Take the Plunge

“You’re going to feel uncomfortable in your new world for a bit. It always does feel strange to be knocked out of your comfort zone, but I hope you will feel exhilarated too,”Jojo Moyes

I admit I was inspired by the book Me Before You and surprisingly, I enjoyed the film almost as much. I am an avid reader. Most of my friends will tell you that I can be found with my Kindle in my hands, almost at all times. I am a bit shy until I become comfortable and reading serves as one of my escapes. Getting back to the point: the lessons and inspiration I gained from this amazing novel. I was a bit anxious to see the film, as it was the target of some negative publicity. I can’t say too much to that point as I don’t want to spoil it for any of you. As an individual who is differently abled, something that got under my skin was the main, overwhelming opinion that these critics gave to the film. Now please, allow me to explain. Everyone, and again I restate, everyone is entitled to their own opinion! I am not disputing that fact. My issue is forming an opinion without any consideration to facts.

The male protagonist of this film, Will, was left paralyzed following an accident. The film follows the developing friendship between him and his aid Lou and the lessons that they learn from each other, enriching their lives equally. The negativity surrounding the film is a direct result of a very controversial decision that Will makes. Understandably, this issue will always be cut down the middle, there is never going to be a time in which the opinion is unified. In my opinion, Moyes was a genius for that. Controversy creates dialogue, and from that, awareness can be raised. Every negative review that I read, speaking to the controversy was written by an able-bodied individual. My issue with this is simple: I can understand your opinion, but if you have not walked a mile in our shoes, how can you “advocate” for something based on your interpretation? I am not one of those crusaders who seeks to change the world, but as with I Am Me, I hope to give a voice to those who feel they have none. I hope to create change by initiating a conversation, by educating. The beautiful community that I am a part of has a voice, an opinion that matters and that shouldn’t be forgotten. While some may not agree with the novel, or be able to see past some aspects, I applaud Moyes for having the courage to bring this multidimensional subject to the forefront.
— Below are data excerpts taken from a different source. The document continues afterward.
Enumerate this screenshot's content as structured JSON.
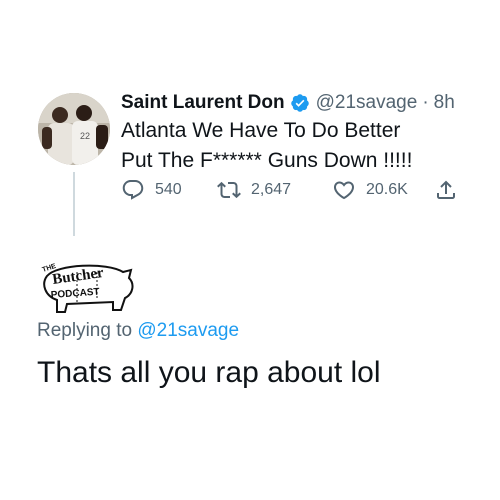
{
  "tweet": {
    "display_name": "Saint Laurent Don",
    "handle": "@21savage",
    "separator": "·",
    "time": "8h",
    "text": "Atlanta We Have To Do Better\nPut The F****** Guns Down !!!!!",
    "avatar_jersey_number": "22",
    "actions": {
      "reply_count": "540",
      "retweet_count": "2,647",
      "like_count": "20.6K"
    },
    "verified_color": "#1d9bf0"
  },
  "reply": {
    "logo_text": {
      "the": "THE",
      "brand": "Butcher",
      "podcast": "PODCAST"
    },
    "replying_prefix": "Replying to",
    "replying_handle": "@21savage",
    "text": "Thats all you rap about lol"
  },
  "colors": {
    "text": "#0f1419",
    "secondary": "#536471",
    "accent": "#1d9bf0",
    "thread_line": "#cfd9de"
  },
  "icons": [
    "verified-badge-icon",
    "reply-icon",
    "retweet-icon",
    "like-icon",
    "share-icon"
  ]
}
The conversations, books, lessons that stick with me are usually those that challenge me and teach me invaluable lessons- this novel did just that and those are the final thoughts I want to leave you with. If I have learned anything in the last eight years and twenty-three procedures later, it is that nothing can be taken for granted: your health, loved ones, physical condition. Life is far too short and beautiful to be lived anything less than to the fullest.
1. Have those conversations that scare you. Leave nothing left unsaid. Those conversations will be the ones you regret.
2. Don’t be afraid to advocate for yourself and your needs. At the end of the day, no one knows you better than yourself.
3. Give yourself the opportunity to live a little outside of your box, your comfort zone. (I have a friend that pushes me to do this, and as hard as it is, I am grateful). You cannot grow by being stagnant. Those hard lessons, difficult situations, things we wouldn’t do out of fear, those are generally the situations that bring the most growth.
4. Lastly, directly quoted from Moyes: “You only get one life. It’s actually your duty to live it as fully as possible. So live!”